Yahoo (NASDAQ: YHOO) wants to be a platform on which developers build their own services. It’s a goal that could be getting a little closer with today’s release of YQL Execute.
YQL, short for Yahoo Query Language, is Yahoo’s way to enable developers to pull, query and combine the structured data made available via the search giant’s Web services and data from other Web sources.
With the new YQL Execute version, Yahoo is extending its technology to enable developers to execute code as well. In addition, Yahoo is also rolling out an updated Web developer tool called YSlow to help improve Web performance.
The developer releases from Yahoo come as the pioneering Web portal searches for new ways to leverage its own skills and infrastructure platform in a challenging economy.
“YQL is our effort to create a uniform interface across Yahoo data, and we extended it so any data source on the Internet can be handled to configure to work with YQL,” Chris Yeh, head of the Yahoo Developer Network told InternetNews.com.”YQL execute allows JavaScript to run on our services to pre-process or manipulate data on behalf of developers.”
Yahoo has been making YQL publicly available since its initial release in October 2008. Sam Pullara, chief technologist for Yahoo Developer Network, explained that YQL itself is a SQL-like
With Execute, however, Yahoo is taking YQL a step further.
“One of the big uses of YQL Execute is the ability to use authenticated APIs,” Pullara told InternetNews.com. “We’re trying to give developers the easiest way to select data from the Internet.”
Another use-case for YQL Execute explained by Pullara is the ability to do multiple data joins. So a developer could grab an article from a publication, pull out the tags, then use those tags to pull out relevant images in Flickr.
Pullara noted that a popular feature of the original YQL enabled developers to pull raw data from HTML. With YQL Execute after a developer gets the raw html back it can be manipulated for additional data transformations.
Currently YQL Execute is a Yahoo service operating on their infrastructure. The cost for developers is free, though Yahoo does have plans to commercialize the service in the future. Pullara added that Yahoo has not yet finalized how it will go about commercializing YQL, but they’re working on it.
Yahoo AppEngine?
While YQL is a developer focused tool, it is not Yahoo’s answer to Google’s AppEngine. The Google AppEngine is a cloud platform for application delivery which isn’t quite where Yahoo it taking YQL.

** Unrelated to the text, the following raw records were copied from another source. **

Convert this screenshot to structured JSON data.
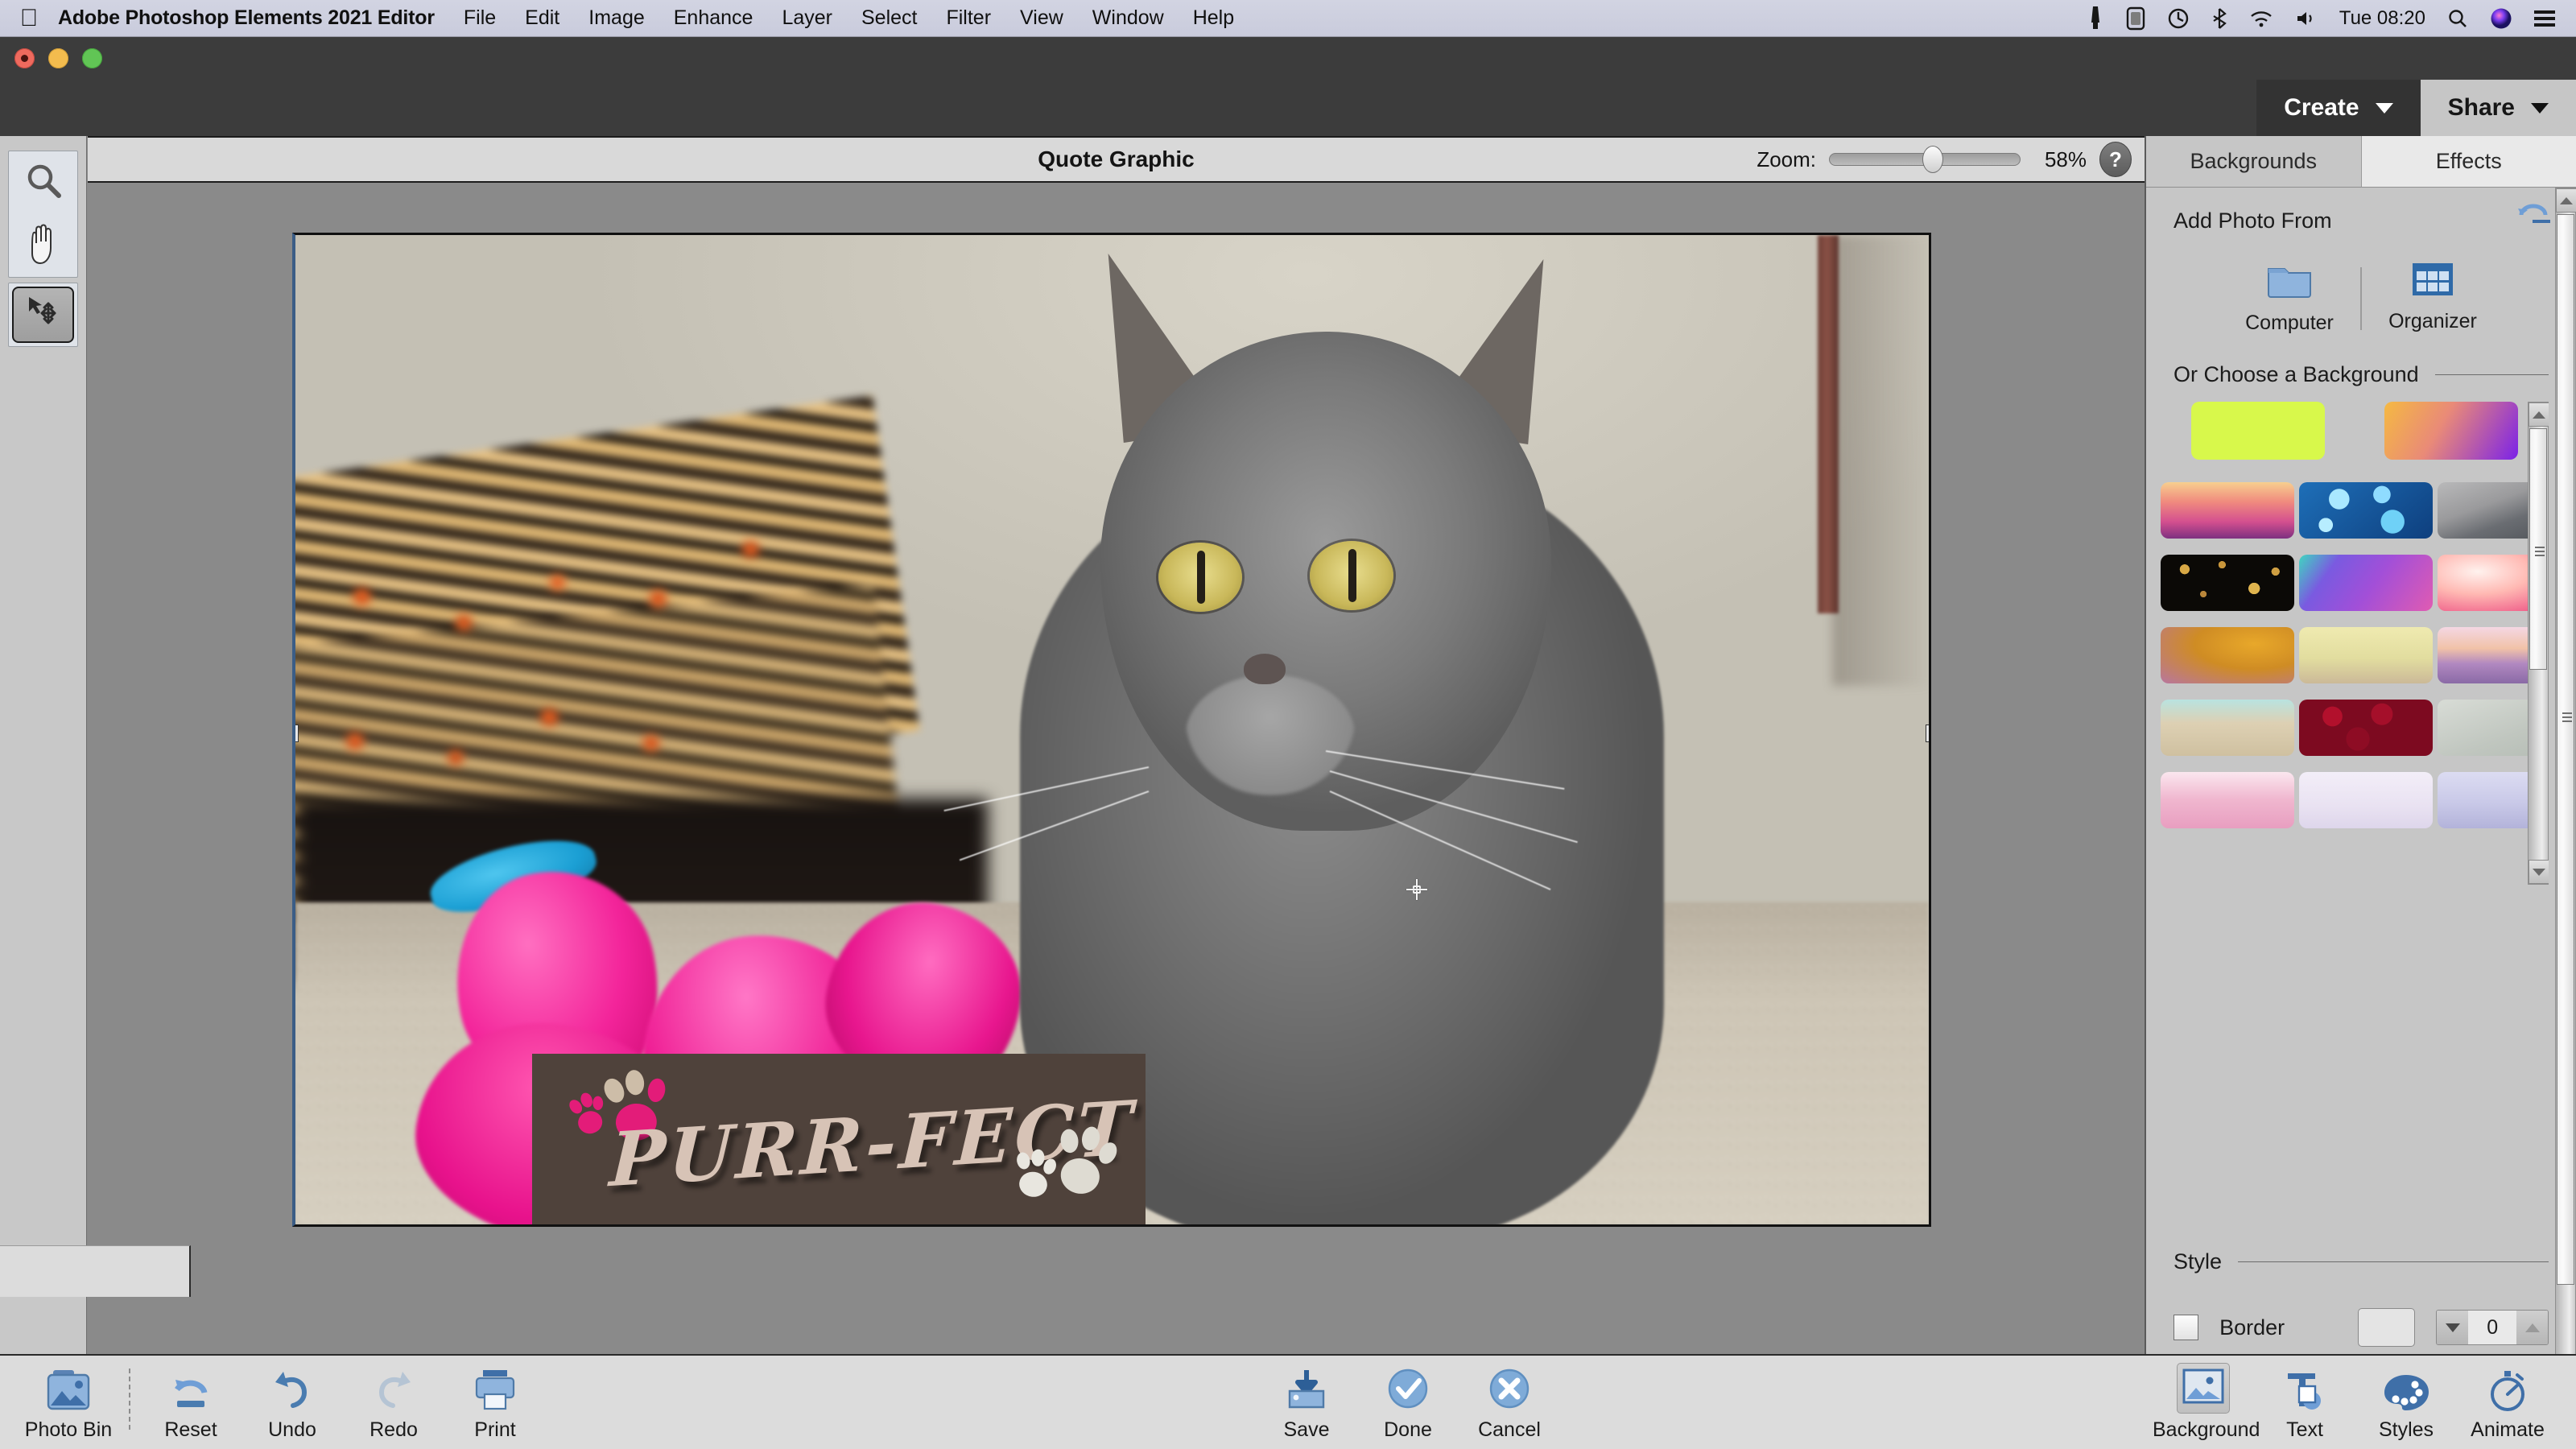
{
  "menubar": {
    "apple_icon": "apple-logo-icon",
    "app_name": "Adobe Photoshop Elements 2021 Editor",
    "menus": [
      "File",
      "Edit",
      "Image",
      "Enhance",
      "Layer",
      "Select",
      "Filter",
      "View",
      "Window",
      "Help"
    ],
    "status_icons": [
      "display-icon",
      "battery-icon",
      "time-machine-icon",
      "bluetooth-icon",
      "wifi-icon",
      "volume-icon"
    ],
    "clock": "Tue 08:20",
    "right_icons": [
      "search-icon",
      "siri-icon",
      "control-center-icon"
    ]
  },
  "window": {
    "traffic_lights": [
      "close-button",
      "minimize-button",
      "zoom-button"
    ]
  },
  "topbar": {
    "create_label": "Create",
    "share_label": "Share"
  },
  "tools": [
    {
      "name": "zoom-tool",
      "icon": "magnifier-icon"
    },
    {
      "name": "hand-tool",
      "icon": "hand-icon"
    },
    {
      "name": "move-tool",
      "icon": "move-arrows-icon",
      "active": true
    }
  ],
  "document": {
    "title": "Quote Graphic",
    "zoom_label": "Zoom:",
    "zoom_percent": "58%",
    "zoom_slider_value": 58,
    "help_label": "?"
  },
  "artwork": {
    "banner_text": "PURR-FECT",
    "banner_bg_color": "#4f423b",
    "banner_text_color": "#d7c3b6",
    "paw_pink_color": "#e31c79",
    "paw_tan_color": "#cdbda8",
    "paw_white_color": "#e8e6df",
    "subject": "gray cat photo"
  },
  "right_panel": {
    "tabs": [
      {
        "label": "Backgrounds",
        "active": true
      },
      {
        "label": "Effects",
        "active": false
      }
    ],
    "add_photo": {
      "title": "Add Photo From",
      "reset_icon": "reset-arrow-icon",
      "sources": [
        {
          "label": "Computer",
          "icon": "folder-icon"
        },
        {
          "label": "Organizer",
          "icon": "grid-icon"
        }
      ]
    },
    "choose_background": {
      "title": "Or Choose a Background",
      "featured": [
        {
          "name": "lime-solid",
          "css": "#d8f84b"
        },
        {
          "name": "orange-purple-gradient",
          "css": "linear-gradient(120deg,#f5b942 0%,#e98a78 42%,#7b22e8 100%)"
        }
      ],
      "thumbnails": [
        {
          "name": "pink-mountains",
          "css": "linear-gradient(180deg,#f7cf8f 0%,#f08a7e 35%,#d4508f 70%,#7e3080 100%)"
        },
        {
          "name": "blue-bokeh",
          "css": "radial-gradient(circle 26px at 30% 30%,#a9e8ff 0 48%,transparent 50%), radial-gradient(circle 22px at 62% 22%,#8fdcff 0 48%,transparent 50%), radial-gradient(circle 30px at 70% 70%,#6fd1f7 0 48%,transparent 50%), radial-gradient(circle 18px at 20% 76%,#b7edff 0 48%,transparent 50%), linear-gradient(140deg,#1e6fb8,#0e3f7e)"
        },
        {
          "name": "foggy-forest",
          "css": "linear-gradient(160deg,#b9b9ba 0%,#9a9a9c 38%,#6a6d72 62%,#4c5055 100%)"
        },
        {
          "name": "dark-bokeh-lights",
          "css": "radial-gradient(circle 12px at 18% 26%,#d8a845 0 50%,transparent 52%), radial-gradient(circle 9px at 46% 18%,#c9963b 0 50%,transparent 52%), radial-gradient(circle 14px at 70% 60%,#e0b44e 0 50%,transparent 52%), radial-gradient(circle 8px at 32% 70%,#b9863a 0 50%,transparent 52%), radial-gradient(circle 10px at 86% 30%,#cf9f42 0 50%,transparent 52%), #0b0906"
        },
        {
          "name": "purple-polygons",
          "css": "linear-gradient(125deg,#3fd6c0 0%,#7a5ae0 24%,#a24fd8 55%,#e05bb2 100%)"
        },
        {
          "name": "pink-watercolor",
          "css": "radial-gradient(ellipse at 30% 30%,#fff2ee 0%,#ffb9b3 40%,#f0648c 80%,#e14a7a 100%)"
        },
        {
          "name": "gold-forget-me-nots",
          "css": "radial-gradient(ellipse at 70% 30%,#e8a82a 0%,#cf8c24 45%,#b8769f 100%)"
        },
        {
          "name": "cosmos-flowers",
          "css": "linear-gradient(180deg,#efeab0 0%,#e2dd9f 55%,#cbb998 100%)"
        },
        {
          "name": "lavender-field-sunset",
          "css": "linear-gradient(180deg,#f4d7e3 0%,#f1c2a8 38%,#b188c0 65%,#8a6aa6 100%)"
        },
        {
          "name": "starfish-beach",
          "css": "linear-gradient(180deg,#b9e3e0 0%,#ddd0b3 42%,#cfc0a0 100%)"
        },
        {
          "name": "red-roses",
          "css": "radial-gradient(circle 22px at 25% 30%,#b2102c 0 55%,transparent 57%), radial-gradient(circle 24px at 62% 26%,#a50f2a 0 55%,transparent 57%), radial-gradient(circle 26px at 44% 70%,#8e0c24 0 55%,transparent 57%), #7d0a20"
        },
        {
          "name": "water-droplets",
          "css": "linear-gradient(160deg,#d8dcd6,#c0c6bf 60%,#b4bcb4)"
        },
        {
          "name": "pink-glitter",
          "css": "linear-gradient(180deg,#fbe7ef 0%,#f0b7cf 48%,#e89ec0 100%)"
        },
        {
          "name": "handwriting-paper",
          "css": "linear-gradient(180deg,#f3eef8,#e9e2f2 60%,#ded6eb)"
        },
        {
          "name": "winter-trees",
          "css": "linear-gradient(180deg,#dcdcf2 0%,#c9c9e8 55%,#b3b3da 100%)"
        }
      ]
    },
    "style": {
      "title": "Style",
      "border_label": "Border",
      "border_checked": false,
      "border_color": "#e4e4e4",
      "border_width": "0"
    }
  },
  "bottombar": {
    "left_items": [
      {
        "label": "Photo Bin",
        "icon": "photo-bin-icon"
      },
      {
        "label": "Reset",
        "icon": "reset-icon"
      },
      {
        "label": "Undo",
        "icon": "undo-icon"
      },
      {
        "label": "Redo",
        "icon": "redo-icon"
      },
      {
        "label": "Print",
        "icon": "print-icon"
      }
    ],
    "center_items": [
      {
        "label": "Save",
        "icon": "save-icon"
      },
      {
        "label": "Done",
        "icon": "check-circle-icon"
      },
      {
        "label": "Cancel",
        "icon": "x-circle-icon"
      }
    ],
    "right_items": [
      {
        "label": "Background",
        "icon": "background-image-icon",
        "selected": true
      },
      {
        "label": "Text",
        "icon": "text-tool-icon",
        "selected": false
      },
      {
        "label": "Styles",
        "icon": "palette-icon",
        "selected": false
      },
      {
        "label": "Animate",
        "icon": "stopwatch-icon",
        "selected": false
      }
    ]
  }
}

“When you think of Yahoo’s APIs, we’re typically offering something that is at a higher level than a Google AppEngine,” Pullara argued. “Our long-term monetization strategy will be a number of things including commercial terms as well as the internal leverage of having YQL available to Yahoo developers. It’s a big time-saver, even for people that work at Yahoo.”
YSlow
Yahoo is also aiming to help out Web developers with their Web performance issues, courtesy of an update to the YSlow tool. YSlow debuted in 2007 as a Mozilla Firefox Add-on to analyze Web site performance characteristics.
Yeh explained that the original tool used 13 different rules to analyze performance impact. With the update, Yahoo is adding nine new rules, as well as the integration of the Smush.it service, which compresses Web images.
Yeh also said Yahoo has no commercial aspirations for that YSlow.
“We work on Web sites a lot, and we have tools that we use internally, and every so often we’ll get outside developers ask us for how we deal with problems,” Yeh explained. “So every so often, when we get an opportunity to release a tool like YSlow — which is a good general purpose tool — it’s an opportunity for us to get in front of more people, and we’re happy to do it.”
Challenges for Yahoo
For Yahoo’s Developer Network overall, Yeh claimed that 2008 proved to be a good year, with strong inbound traffic growth. Still, Yeh admitted that Yahoo needs to do more than just grow traffic to be successful.
“We need to measure by real applications that have impact on Yahoo’s business,” Yeh said. “I think our biggest challenge moving forward will be in going from driving lots of interest inbound to seeing lots of meaningful applications.”
We have a lot of work to do still in making our products more useful and viable commercially,” he added.